La favorite se couchait de bonne heure, et s’endormait fort tard. Pour hâter le moment de son sommeil, on lui chatouillait la plante des pieds, et on lui faisait des contes ; et pour ménager l’imagination et la poitrine des conteurs, cette fonction était partagée entre quatre personnes, deux émirs et deux femmes. Ces quatre improvisateurs poursuivaient successivement le même récit aux ordres de la favorite. Sa tête était mollement posée sur son oreiller, ses membres étendus dans son lit, et ses pieds confiés à sa chatouilleuse, lorsqu’elle dit : « Commencez ; » et ce fut la première de ses femmes qui débuta par ce qui suit.


la première femme.

Ah ! ma sœur, le bel oiseau ! Quoi ! vous ne le voyez pas entre les deux branches de ce palmier, passer son bec entre ses plumes, et parer ses ailes et sa queue ? Approchons doucement ; peut-être qu’en l’appelant il viendra ; car il a l’air apprivoisé. « Oiseau mon cœur, oiseau mon petit roi, venez, ne craignez rien ; vous êtes trop beau pour qu’on vous fasse du mal. Venez ; une cage charmante vous attend ; ou si vous préférez la liberté, vous serez libre. »
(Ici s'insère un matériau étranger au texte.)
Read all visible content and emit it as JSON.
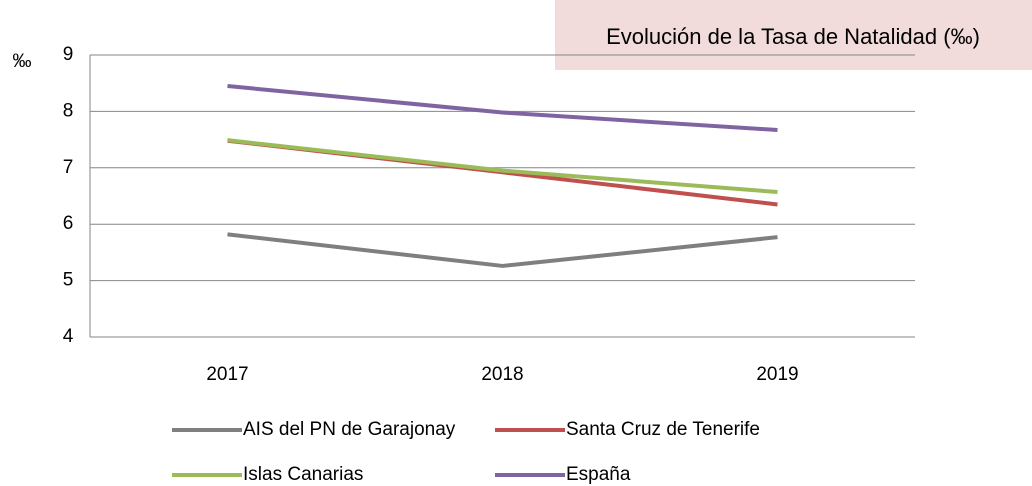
{
  "chart_data": {
    "type": "line",
    "title": "Evolución de la Tasa de Natalidad (‰)",
    "y_label": "‰",
    "categories": [
      "2017",
      "2018",
      "2019"
    ],
    "series": [
      {
        "name": "AIS del PN de Garajonay",
        "color": "#7f7f7f",
        "values": [
          5.82,
          5.26,
          5.77
        ]
      },
      {
        "name": "Santa Cruz de Tenerife",
        "color": "#c0504d",
        "values": [
          7.48,
          6.92,
          6.35
        ]
      },
      {
        "name": "Islas Canarias",
        "color": "#9bbb59",
        "values": [
          7.49,
          6.95,
          6.57
        ]
      },
      {
        "name": "España",
        "color": "#8064a2",
        "values": [
          8.45,
          7.98,
          7.67
        ]
      }
    ],
    "ylim": [
      4,
      9
    ],
    "yticks": [
      4,
      5,
      6,
      7,
      8,
      9
    ],
    "grid": true
  }
}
L’oiseau était trop galant pour se refuser aux agaceries de deux jeunes et jolies personnes. Il prit son vol, et descendit légèrement sur le sein de celle qui l’avait appelé. Agariste, c’était son nom, lui passant sur la tête une main qu’elle laissait glisser le long de ses ailes, disait à sa compagne : « Ah ! ma sœur, qu’il est charmant ! Que son plumage est doux ! qu’il est lisse et poli ! Mais il a le bec et les pattes couleur de rosé, et les yeux d’un noir admirable ! »

LA SULTANE.

Quelles étaient ces deux femmes ?

LA PREMIÈRE FEMME.

Deux de ces vierges que les Chinois renferment dans des cloîtres.

LA SULTANE.

Je ne croyais pas qu’il y eût des couvents à la Chine.

LA PREMIÈRE FEMME.

Ni moi non plus. Ces vierges couraient un grand péril à cesser de l’être sans permission. S’il arrivait à quelqu’une de se conduire maladroitement, on la jetait pour le reste de sa vie dans une caverne obscure, où elle était abandonnée à des génies souterrains. Il n’y avait qu’un moyen d’échapper à ce supplice, c’était de contrefaire la folle ou de l’être. Alors les Chinois qui, comme nous et les Musulmans, ont un respect infini pour les fous, les exposaient à la vénération des peuples sur un lit en baldaquin, et, dans les grandes fêtes, les promenaient dans les rues au son de petites clochettes et de je ne sais quels tambourins à la mode, dont on m’a dit que le son était fort harmonieux.

LA SULTANE.

Continuez ; fort bien, madame. Je me sens envie de bâiller.

LA SECONDE FEMME.

Voilà donc l’oiseau blanc dans le temple de la grande guenon couleur de feu.

LA SULTANE.

Et qu’est-ce que cette guenon ?

LA SECONDE FEMME.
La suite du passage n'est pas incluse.